I left you with food truck lesson 1: Prepare an air-tight, detailed business plan, and then plan for it not to go according to plan! Since we aren't able to buy everything new, that second part is serious.
Way back when the dream was for a restaurant my Aunt Regina, who used to be a manager for a restaurant in South Beach Miami, bought us business plan templates for Christmas. The package included a bunch of spreadsheets with all these questions you need to answer in order to determine things like start-up costs, and operating expenses. My highly motivated, spreadsheet-loving husband jumped right on it! (If spreadsheets and ANAL-izing things was a super power he would have it!)
I was thinking if anyone can put together an excellent, detailed plan its David--we have this planning thing covered! He even bought other books with things like 'dummies' and 'idiot's' in the title (his faves are the Nolo ones) to read up on everything just to make sure he was getting it all right! After some time agonizing over these spreadsheets he was finally feeling confident enough to put together a business plan and prepare something for fundraising and investors. We found out quickly that there are very few ways to get the funding you need for a start-up restaurant/food business. Banks won't even give you a start-up business loan unless you have been in business for 2 years! (If I could be in business for two years without a loan, then I wouldn't be talking to you silly bank!) So we turned to private investors and the conversation went something like this:
Potential investor: Wow! I think this is the best business plan I have ever seen!

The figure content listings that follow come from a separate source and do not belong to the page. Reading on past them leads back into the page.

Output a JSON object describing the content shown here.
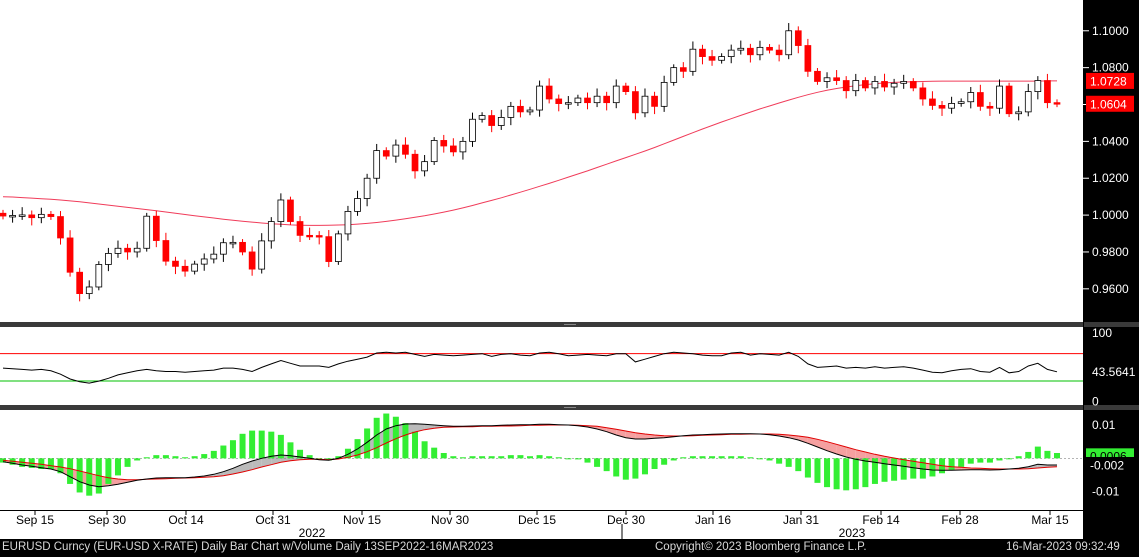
{
  "colors": {
    "background": "#000000",
    "plot_background": "#ffffff",
    "up_candle": "#ffffff",
    "down_candle": "#ff0000",
    "moving_average": "#f03c5a",
    "rsi_line": "#000000",
    "rsi_upper": "#ff0000",
    "rsi_lower": "#00c000",
    "macd_line": "#000000",
    "macd_signal": "#e00000",
    "macd_hist": "#33ee33",
    "macd_fill": "#bbbbbb",
    "panel_divider": "#3a3a3a"
  },
  "footer": {
    "left": "EURUSD Curncy (EUR-USD X-RATE) Daily Bar Chart w/Volume  Daily 13SEP2022-16MAR2023",
    "center": "Copyright© 2023 Bloomberg Finance L.P.",
    "right": "16-Mar-2023 09:32:49"
  },
  "chart_data": [
    {
      "type": "candlestick",
      "panel": "price",
      "y_ticks": [
        "1.1000",
        "1.0800",
        "1.0600",
        "1.0400",
        "1.0200",
        "1.0000",
        "0.9800",
        "0.9600"
      ],
      "ylim": [
        0.942,
        1.1167
      ],
      "x_labels": [
        "Sep 15",
        "Sep 30",
        "Oct 14",
        "Oct 31",
        "Nov 15",
        "Nov 30",
        "Dec 15",
        "Dec 30",
        "Jan 16",
        "Jan 31",
        "Feb 14",
        "Feb 28",
        "Mar 15"
      ],
      "year_labels": [
        "2022",
        "2023"
      ],
      "last_price_labels": [
        {
          "text": "1.0728",
          "value": 1.0728
        },
        {
          "text": "1.0604",
          "value": 1.0604
        }
      ],
      "closes": [
        0.9995,
        0.9998,
        1.0001,
        0.9986,
        1.0004,
        0.9992,
        0.9876,
        0.969,
        0.9574,
        0.961,
        0.9732,
        0.9792,
        0.982,
        0.98,
        0.982,
        0.9994,
        0.9862,
        0.975,
        0.9722,
        0.9696,
        0.9734,
        0.9762,
        0.9788,
        0.985,
        0.9852,
        0.98,
        0.9707,
        0.986,
        0.9965,
        1.0082,
        0.9965,
        0.989,
        0.9889,
        0.9883,
        0.9748,
        0.9898,
        1.002,
        1.009,
        1.02,
        1.035,
        1.032,
        1.038,
        1.033,
        1.024,
        1.029,
        1.0405,
        1.0375,
        1.0343,
        1.04,
        1.052,
        1.054,
        1.0486,
        1.053,
        1.059,
        1.056,
        1.057,
        1.07,
        1.063,
        1.0605,
        1.061,
        1.0635,
        1.061,
        1.0645,
        1.061,
        1.07,
        1.067,
        1.0555,
        1.0645,
        1.059,
        1.072,
        1.08,
        1.078,
        1.09,
        1.086,
        1.084,
        1.086,
        1.0895,
        1.0905,
        1.087,
        1.091,
        1.0895,
        1.087,
        1.1,
        1.092,
        1.078,
        1.0725,
        1.0745,
        1.073,
        1.0675,
        1.073,
        1.069,
        1.0725,
        1.0695,
        1.0715,
        1.0725,
        1.069,
        1.063,
        1.0595,
        1.058,
        1.0606,
        1.0615,
        1.0665,
        1.059,
        1.058,
        1.07,
        1.055,
        1.056,
        1.067,
        1.073,
        1.061,
        1.0604
      ],
      "ma_series": [
        1.01,
        1.0098,
        1.0095,
        1.0092,
        1.0089,
        1.0086,
        1.0082,
        1.0077,
        1.0072,
        1.0066,
        1.006,
        1.0054,
        1.0048,
        1.0042,
        1.0036,
        1.003,
        1.0024,
        1.0017,
        1.001,
        1.0003,
        0.9996,
        0.999,
        0.9984,
        0.9978,
        0.9972,
        0.9967,
        0.9962,
        0.9957,
        0.9953,
        0.995,
        0.9947,
        0.9945,
        0.9944,
        0.9944,
        0.9945,
        0.9946,
        0.9948,
        0.9951,
        0.9955,
        0.996,
        0.9966,
        0.9973,
        0.998,
        0.9988,
        0.9996,
        1.0006,
        1.0016,
        1.0027,
        1.0039,
        1.0052,
        1.0066,
        1.008,
        1.0094,
        1.0109,
        1.0124,
        1.014,
        1.0156,
        1.0172,
        1.0189,
        1.0206,
        1.0223,
        1.024,
        1.0258,
        1.0276,
        1.0294,
        1.0312,
        1.033,
        1.0348,
        1.0367,
        1.0387,
        1.0407,
        1.0427,
        1.0447,
        1.0467,
        1.0486,
        1.0505,
        1.0523,
        1.0541,
        1.0559,
        1.0576,
        1.0592,
        1.0608,
        1.0624,
        1.0639,
        1.0653,
        1.0666,
        1.0677,
        1.0687,
        1.0695,
        1.0702,
        1.0708,
        1.0713,
        1.0717,
        1.072,
        1.0722,
        1.0724,
        1.0725,
        1.0726,
        1.0727,
        1.0727,
        1.0727,
        1.0727,
        1.0727,
        1.0727,
        1.0727,
        1.0727,
        1.0727,
        1.0727,
        1.0727,
        1.0728,
        1.0728
      ]
    },
    {
      "type": "line",
      "panel": "rsi",
      "y_ticks": [
        "100",
        "43.5641",
        "0"
      ],
      "ylim": [
        -5,
        109
      ],
      "levels": [
        70,
        30
      ],
      "last_value": 43.5641,
      "values": [
        49,
        48,
        47,
        46,
        47,
        45,
        40,
        33,
        29,
        27,
        30,
        34,
        39,
        42,
        45,
        47,
        45,
        44,
        44,
        43,
        44,
        45,
        46,
        49,
        49,
        47,
        44,
        50,
        55,
        60,
        56,
        52,
        52,
        52,
        50,
        55,
        59,
        62,
        65,
        71,
        72,
        71,
        72,
        69,
        66,
        69,
        68,
        67,
        68,
        69,
        70,
        66,
        69,
        70,
        68,
        67,
        71,
        72,
        70,
        67,
        68,
        69,
        68,
        67,
        70,
        70,
        58,
        62,
        66,
        70,
        72,
        71,
        70,
        68,
        67,
        67,
        71,
        72,
        68,
        70,
        69,
        68,
        72,
        66,
        55,
        50,
        51,
        52,
        49,
        50,
        49,
        51,
        49,
        50,
        51,
        49,
        46,
        43,
        42,
        45,
        47,
        48,
        44,
        43,
        50,
        42,
        44,
        52,
        56,
        47,
        43.5641
      ]
    },
    {
      "type": "line",
      "panel": "macd",
      "y_ticks": [
        "0.01",
        "-0.002",
        "-0.01"
      ],
      "ylim": [
        -0.0155,
        0.0145
      ],
      "last_value_label": "-0.002",
      "hidden_value_label": "0.0006",
      "macd": [
        -0.001,
        -0.0015,
        -0.002,
        -0.0024,
        -0.0028,
        -0.0032,
        -0.004,
        -0.0055,
        -0.007,
        -0.008,
        -0.0085,
        -0.0082,
        -0.0078,
        -0.0072,
        -0.0066,
        -0.0062,
        -0.0059,
        -0.0058,
        -0.0058,
        -0.0058,
        -0.0056,
        -0.0053,
        -0.0048,
        -0.004,
        -0.003,
        -0.0018,
        -0.0008,
        0.0,
        0.0006,
        0.001,
        0.0008,
        0.0004,
        0.0,
        -0.0004,
        -0.0006,
        0.0,
        0.0012,
        0.0028,
        0.0048,
        0.007,
        0.0088,
        0.0098,
        0.0103,
        0.0104,
        0.0102,
        0.01,
        0.0098,
        0.0096,
        0.0096,
        0.0097,
        0.0098,
        0.0098,
        0.0099,
        0.01,
        0.0101,
        0.0101,
        0.0102,
        0.0102,
        0.0101,
        0.01,
        0.0098,
        0.0094,
        0.0088,
        0.008,
        0.007,
        0.0062,
        0.0058,
        0.0058,
        0.006,
        0.0062,
        0.0065,
        0.0068,
        0.007,
        0.0071,
        0.0072,
        0.0073,
        0.0074,
        0.0074,
        0.0074,
        0.0073,
        0.0071,
        0.0067,
        0.0062,
        0.0055,
        0.0045,
        0.0034,
        0.0023,
        0.0013,
        0.0004,
        -0.0003,
        -0.0008,
        -0.0012,
        -0.0016,
        -0.002,
        -0.0024,
        -0.0028,
        -0.0032,
        -0.0035,
        -0.0036,
        -0.0036,
        -0.0035,
        -0.0034,
        -0.0034,
        -0.0035,
        -0.0034,
        -0.0032,
        -0.003,
        -0.0025,
        -0.0018,
        -0.002,
        -0.002
      ],
      "signal": [
        -0.0006,
        -0.0009,
        -0.0012,
        -0.0015,
        -0.0018,
        -0.0022,
        -0.0026,
        -0.0031,
        -0.0038,
        -0.0045,
        -0.0052,
        -0.0058,
        -0.0062,
        -0.0064,
        -0.0064,
        -0.0063,
        -0.0062,
        -0.0061,
        -0.006,
        -0.0059,
        -0.0058,
        -0.0057,
        -0.0055,
        -0.0052,
        -0.0047,
        -0.0041,
        -0.0034,
        -0.0026,
        -0.0019,
        -0.0012,
        -0.0007,
        -0.0004,
        -0.0003,
        -0.0003,
        -0.0004,
        -0.0002,
        0.0003,
        0.001,
        0.002,
        0.0032,
        0.0046,
        0.0059,
        0.007,
        0.0079,
        0.0086,
        0.009,
        0.0093,
        0.0094,
        0.0095,
        0.0095,
        0.0096,
        0.0096,
        0.0097,
        0.0097,
        0.0098,
        0.0099,
        0.0099,
        0.01,
        0.01,
        0.01,
        0.0099,
        0.0098,
        0.0096,
        0.0092,
        0.0087,
        0.0082,
        0.0077,
        0.0073,
        0.007,
        0.0068,
        0.0067,
        0.0067,
        0.0068,
        0.0069,
        0.007,
        0.0071,
        0.0072,
        0.0072,
        0.0073,
        0.0073,
        0.0073,
        0.0072,
        0.007,
        0.0067,
        0.0063,
        0.0057,
        0.005,
        0.0042,
        0.0034,
        0.0026,
        0.0019,
        0.0012,
        0.0006,
        0.0001,
        -0.0004,
        -0.0009,
        -0.0013,
        -0.0018,
        -0.0022,
        -0.0025,
        -0.0027,
        -0.0029,
        -0.003,
        -0.0031,
        -0.0032,
        -0.0032,
        -0.0032,
        -0.0031,
        -0.0029,
        -0.0027,
        -0.0025
      ]
    }
  ]
}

Me: Great, so we can count on you to support us then?
Investor: [awkward silence]
Basically, unless you have a bunch of cash lying around, you will need to get a personal loan to foot the bill. This is very frustrating given that we put together an LLC in order to separate our personal and business assets. Can you see how things haven't been going according to plan? And we haven't even really gotten to the plan itself yet!
Unless you have restaurant management experience there are going to be a LOT of things you don't know that you don't know! Even if you are experienced, there are going to be a lot of things that you forgot to consider. My brother, Mark who was a bar manager, told me to have a huge contingency line item in our plan and he was right! There are SO MANY UNFORESEEN EXPENSES when you are starting a business. Since we are working on a very tight budget these expenses can really hurt. Let me count (some) of the ways:
the truck cost more than expected
the used truck needs more repair than expected
the height of the truck limits the size of the fridge we can install--special fridge size = special fridge $$
did you remember to include the fryer oil pot and accessories in your estimate for that fryer?
What! Why does the county require that?! Its not in the code!
How much did that permit cost?! We need a permit for every city?!
We have to pay how much to be at their event!?
Why do I need a commissary kitchen when I have a kitchen on wheels?
I could go on...
Now you see how the money adds up, but so does the time it takes to deal with all of these things. So now we are on to food truck lesson 2: Everything takes longer than you expected.